Raspberry Pi tops two million in sales

Raspberry Pi Foundation beats its own sales estimates with early milestone

Shona Ghosh
18 Nov 2013

More than two million Raspberry Pi computers have been sold around the world since the low-cost PC was launched in February 2012.

Announcing the milestone, Raspberry Pi Foundation spokeswoman Liz Upton said sales were actually speeding up.

"It took us almost exactly a year to sell the first million Raspberry Pis," she wrote. "Going on that basis, we calculated that we might, if we were lucky, reach the second million around January 2014, or slightly afterwards – we were confident we’d get there by the end of February 2014."

Upton said it was "a bit of a shock" to discover the foundation had hit its target three months ahead of schedule.
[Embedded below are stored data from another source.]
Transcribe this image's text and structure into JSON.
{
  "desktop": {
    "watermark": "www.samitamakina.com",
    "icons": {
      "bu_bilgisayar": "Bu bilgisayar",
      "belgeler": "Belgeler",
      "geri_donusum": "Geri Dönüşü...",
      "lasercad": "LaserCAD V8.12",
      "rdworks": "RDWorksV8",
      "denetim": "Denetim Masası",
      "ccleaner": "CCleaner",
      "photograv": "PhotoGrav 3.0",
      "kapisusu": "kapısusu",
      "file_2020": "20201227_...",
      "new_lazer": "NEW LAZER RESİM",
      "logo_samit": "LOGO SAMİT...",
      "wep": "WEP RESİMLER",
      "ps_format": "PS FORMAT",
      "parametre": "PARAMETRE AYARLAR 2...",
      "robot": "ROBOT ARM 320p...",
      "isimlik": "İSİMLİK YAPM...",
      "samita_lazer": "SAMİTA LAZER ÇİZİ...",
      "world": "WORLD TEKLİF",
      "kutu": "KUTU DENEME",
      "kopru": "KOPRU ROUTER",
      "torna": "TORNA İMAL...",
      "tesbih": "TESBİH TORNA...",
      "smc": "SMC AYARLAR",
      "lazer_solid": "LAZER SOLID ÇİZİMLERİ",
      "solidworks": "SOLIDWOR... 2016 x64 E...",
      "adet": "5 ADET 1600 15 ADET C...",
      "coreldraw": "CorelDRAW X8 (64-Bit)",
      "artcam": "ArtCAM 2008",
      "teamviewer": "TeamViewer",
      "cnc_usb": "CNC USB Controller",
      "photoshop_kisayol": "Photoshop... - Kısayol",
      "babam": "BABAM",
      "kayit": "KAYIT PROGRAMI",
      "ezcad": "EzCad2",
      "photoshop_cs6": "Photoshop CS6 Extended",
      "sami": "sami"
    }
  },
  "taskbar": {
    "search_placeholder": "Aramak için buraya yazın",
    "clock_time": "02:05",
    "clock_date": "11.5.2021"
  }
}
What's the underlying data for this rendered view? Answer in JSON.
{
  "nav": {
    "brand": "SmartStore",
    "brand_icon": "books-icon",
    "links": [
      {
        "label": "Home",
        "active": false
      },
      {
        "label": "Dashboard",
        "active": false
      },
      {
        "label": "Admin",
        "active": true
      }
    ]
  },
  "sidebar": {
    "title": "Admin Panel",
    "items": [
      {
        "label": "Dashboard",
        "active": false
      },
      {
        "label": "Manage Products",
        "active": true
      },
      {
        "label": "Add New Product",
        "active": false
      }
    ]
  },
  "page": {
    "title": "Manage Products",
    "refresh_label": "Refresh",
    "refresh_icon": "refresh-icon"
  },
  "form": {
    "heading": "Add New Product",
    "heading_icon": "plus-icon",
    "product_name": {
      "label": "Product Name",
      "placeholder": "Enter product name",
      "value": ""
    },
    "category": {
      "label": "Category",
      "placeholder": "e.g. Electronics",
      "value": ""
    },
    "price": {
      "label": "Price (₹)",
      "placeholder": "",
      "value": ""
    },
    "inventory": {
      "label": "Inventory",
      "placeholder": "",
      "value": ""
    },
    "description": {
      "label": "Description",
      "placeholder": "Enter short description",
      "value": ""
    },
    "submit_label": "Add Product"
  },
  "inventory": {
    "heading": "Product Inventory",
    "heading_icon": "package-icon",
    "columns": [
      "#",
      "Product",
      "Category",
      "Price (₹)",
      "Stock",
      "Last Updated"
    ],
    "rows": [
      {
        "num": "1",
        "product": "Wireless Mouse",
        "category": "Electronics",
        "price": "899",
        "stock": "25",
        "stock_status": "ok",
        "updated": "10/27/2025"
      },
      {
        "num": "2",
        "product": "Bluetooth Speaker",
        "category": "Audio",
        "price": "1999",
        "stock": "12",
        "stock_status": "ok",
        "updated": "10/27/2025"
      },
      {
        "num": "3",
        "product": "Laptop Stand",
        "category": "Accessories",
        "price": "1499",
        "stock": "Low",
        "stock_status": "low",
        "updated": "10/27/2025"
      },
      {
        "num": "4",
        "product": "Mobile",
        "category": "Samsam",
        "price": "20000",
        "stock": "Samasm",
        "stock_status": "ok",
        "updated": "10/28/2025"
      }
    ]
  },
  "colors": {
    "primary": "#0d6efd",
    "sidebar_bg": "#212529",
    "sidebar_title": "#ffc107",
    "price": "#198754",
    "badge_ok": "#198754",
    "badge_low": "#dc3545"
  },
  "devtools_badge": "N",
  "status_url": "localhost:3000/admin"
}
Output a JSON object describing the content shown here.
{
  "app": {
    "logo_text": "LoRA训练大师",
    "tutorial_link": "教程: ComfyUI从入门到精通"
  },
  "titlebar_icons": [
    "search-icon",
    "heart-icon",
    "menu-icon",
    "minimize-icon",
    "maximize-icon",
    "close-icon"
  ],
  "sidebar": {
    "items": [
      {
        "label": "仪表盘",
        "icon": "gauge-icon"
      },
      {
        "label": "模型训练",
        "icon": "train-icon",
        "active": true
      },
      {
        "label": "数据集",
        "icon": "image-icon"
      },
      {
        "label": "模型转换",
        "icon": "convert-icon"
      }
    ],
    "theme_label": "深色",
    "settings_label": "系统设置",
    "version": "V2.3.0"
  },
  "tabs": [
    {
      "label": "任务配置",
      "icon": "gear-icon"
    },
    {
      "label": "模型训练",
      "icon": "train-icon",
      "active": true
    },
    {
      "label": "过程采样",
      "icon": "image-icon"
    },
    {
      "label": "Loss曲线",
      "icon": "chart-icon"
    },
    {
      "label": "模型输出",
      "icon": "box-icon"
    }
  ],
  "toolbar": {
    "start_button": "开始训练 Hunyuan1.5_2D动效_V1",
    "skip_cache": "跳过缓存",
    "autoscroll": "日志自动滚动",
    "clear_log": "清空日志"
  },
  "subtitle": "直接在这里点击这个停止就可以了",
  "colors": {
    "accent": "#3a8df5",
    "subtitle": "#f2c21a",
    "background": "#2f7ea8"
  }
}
"We don’t know who owns it – if you bought one between 24 October and 31 October, it might be yours," she said. "It could even be the one we gave to Prince Andrew when he visited on Halloween."

Good for education

The achievement will highlight Raspberry's Pi's continued popularity, with founder Eben Upton suggesting last month there was a "latent need" for a low-cost educational PC.

The devices have now outsold the BBC Micro, which reached around 1.5 million sales.

Liz Upton also described the Raspberry Pi's early history, when the original 2,000 units were manufactured in China.

"And on getting the news about the two millionth Pi at the end of last week, it struck us that every single Raspberry Pi in that [initial] pallet represents 1,000 of the Raspberry Pis that are spread around the world today," she said.

Production later shifted to South Wales, with the millionth locally built computer rolling off UK production lines last month.